Today there are vestiges of whales everywhere on the Island, and not only on the pastel belts of a certain sub-tribe of Edgartonians. Whale money built the fine Greek Revival homes in Vineyard Haven and Edgartown, and of course the Old Whaling Church. Less obviously, whale oil lubricated the mills beside the little up-Island dams, and the windmills, and lit the lamps in the lighthouses. Whale money funded the original infrastructure of the tourism industry. The Martha’s Vineyard Museum is full of wondrous things brought back from around the world by Island whalers.

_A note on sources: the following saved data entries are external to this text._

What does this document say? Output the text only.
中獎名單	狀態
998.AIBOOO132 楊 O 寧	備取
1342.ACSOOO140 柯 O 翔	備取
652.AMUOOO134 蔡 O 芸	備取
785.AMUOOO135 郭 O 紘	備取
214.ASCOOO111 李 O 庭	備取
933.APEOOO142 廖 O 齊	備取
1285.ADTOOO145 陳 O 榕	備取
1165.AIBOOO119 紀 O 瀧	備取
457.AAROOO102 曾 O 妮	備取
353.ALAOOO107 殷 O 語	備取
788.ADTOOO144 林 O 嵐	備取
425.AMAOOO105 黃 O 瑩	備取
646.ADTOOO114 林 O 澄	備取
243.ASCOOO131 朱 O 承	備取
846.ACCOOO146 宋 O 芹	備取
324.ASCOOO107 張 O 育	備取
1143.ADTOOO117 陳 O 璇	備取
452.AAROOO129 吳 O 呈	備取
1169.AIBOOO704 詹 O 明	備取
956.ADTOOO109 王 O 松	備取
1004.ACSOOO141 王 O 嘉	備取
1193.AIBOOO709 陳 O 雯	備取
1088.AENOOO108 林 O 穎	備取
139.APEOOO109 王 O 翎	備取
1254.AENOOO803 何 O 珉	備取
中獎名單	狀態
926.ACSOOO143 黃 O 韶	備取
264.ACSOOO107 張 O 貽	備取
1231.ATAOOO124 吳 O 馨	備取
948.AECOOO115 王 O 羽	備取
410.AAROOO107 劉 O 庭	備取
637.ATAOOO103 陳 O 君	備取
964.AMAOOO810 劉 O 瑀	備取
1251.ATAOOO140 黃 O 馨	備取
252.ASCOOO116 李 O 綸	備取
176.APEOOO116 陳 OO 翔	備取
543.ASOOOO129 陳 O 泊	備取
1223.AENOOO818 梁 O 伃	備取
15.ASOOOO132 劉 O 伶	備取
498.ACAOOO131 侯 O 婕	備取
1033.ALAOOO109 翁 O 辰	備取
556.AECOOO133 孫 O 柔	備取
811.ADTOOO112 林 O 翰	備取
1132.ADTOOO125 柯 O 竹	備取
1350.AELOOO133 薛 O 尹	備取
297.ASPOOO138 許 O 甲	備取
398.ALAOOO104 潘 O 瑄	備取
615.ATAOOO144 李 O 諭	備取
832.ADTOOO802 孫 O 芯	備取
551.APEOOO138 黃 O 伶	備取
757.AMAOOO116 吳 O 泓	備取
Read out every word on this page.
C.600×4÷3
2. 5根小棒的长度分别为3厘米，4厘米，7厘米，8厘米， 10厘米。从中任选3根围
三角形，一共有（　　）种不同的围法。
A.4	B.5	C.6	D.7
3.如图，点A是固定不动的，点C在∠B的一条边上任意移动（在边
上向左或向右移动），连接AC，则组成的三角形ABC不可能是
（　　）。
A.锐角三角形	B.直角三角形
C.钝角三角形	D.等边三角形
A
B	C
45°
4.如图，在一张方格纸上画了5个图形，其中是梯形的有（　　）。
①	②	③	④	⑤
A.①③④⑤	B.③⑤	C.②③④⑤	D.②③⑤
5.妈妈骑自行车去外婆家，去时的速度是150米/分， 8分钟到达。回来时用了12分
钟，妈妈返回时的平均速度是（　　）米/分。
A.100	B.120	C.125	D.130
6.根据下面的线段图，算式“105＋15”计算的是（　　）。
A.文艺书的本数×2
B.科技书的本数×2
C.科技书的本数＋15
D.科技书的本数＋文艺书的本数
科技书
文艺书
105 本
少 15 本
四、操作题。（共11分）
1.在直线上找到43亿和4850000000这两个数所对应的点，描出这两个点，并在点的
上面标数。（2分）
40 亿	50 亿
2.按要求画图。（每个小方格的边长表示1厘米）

The price of it all, however, was paid in blood. The last surviving whaleship from the age of sail is visiting the Vineyard this June and a sizable amount of this magazine is devoted to celebrating the tradition of whaling on the Island. But it’s worth remembering that by the time Benjamin Cleveland of West Tisbury – the last of six Islanders to command the ship during its eighty-year active career – sailed out of New Bedford in 1916, he didn’t look for whales near home as Islanders did in the 1600s. Or near the edge of the Gulf Stream as they did in the 1700s. Or in the Pacific as they did in the 1800s. He went to the farthest reaches of the southern Indian Ocean, and even there he was looking not for whales but for elephant seals.
It’s traditional and appropriate to say that the past was a different time, with a different understanding and a different compass. But by the time whalers were searching north of Alaska for whales that their great-grandfathers would have found almost within sight of the Vineyard, I’m fairly certain they were not fantasizing about “cyclical declines.” Just as I know that in two decades of recreational boating and fishing on the Vineyard, I have caught only one slender weakfish, a species once commonplace enough to have been in the fall derby. Nor have I laid eyes on a live swordfish, though there’s a statue of one in Menemsha to bookend the handsome whale statue near the Chappy ferry. What of the missing cod and AWOL haddock, flounder, hake, and hale? What of the ghosts of the commercial fishing fleet that once derived a living from them?
Where are those pickup trucks full of lunker shore bass I’ve seen pictures of?
It would be more comforting to imagine the past as a place with a different compass if it seemed that our newfangled GPS was taking us in a different direction. Still, there is some comfort, I suppose, in the hope that we might likewise be given a pass by the future. And comfort as well from knowing there are occasionally whales again in local waters. My own friends have seen them, friends I trust. And so I, too, always keep a sharp eye out when on the water or above it on high ground.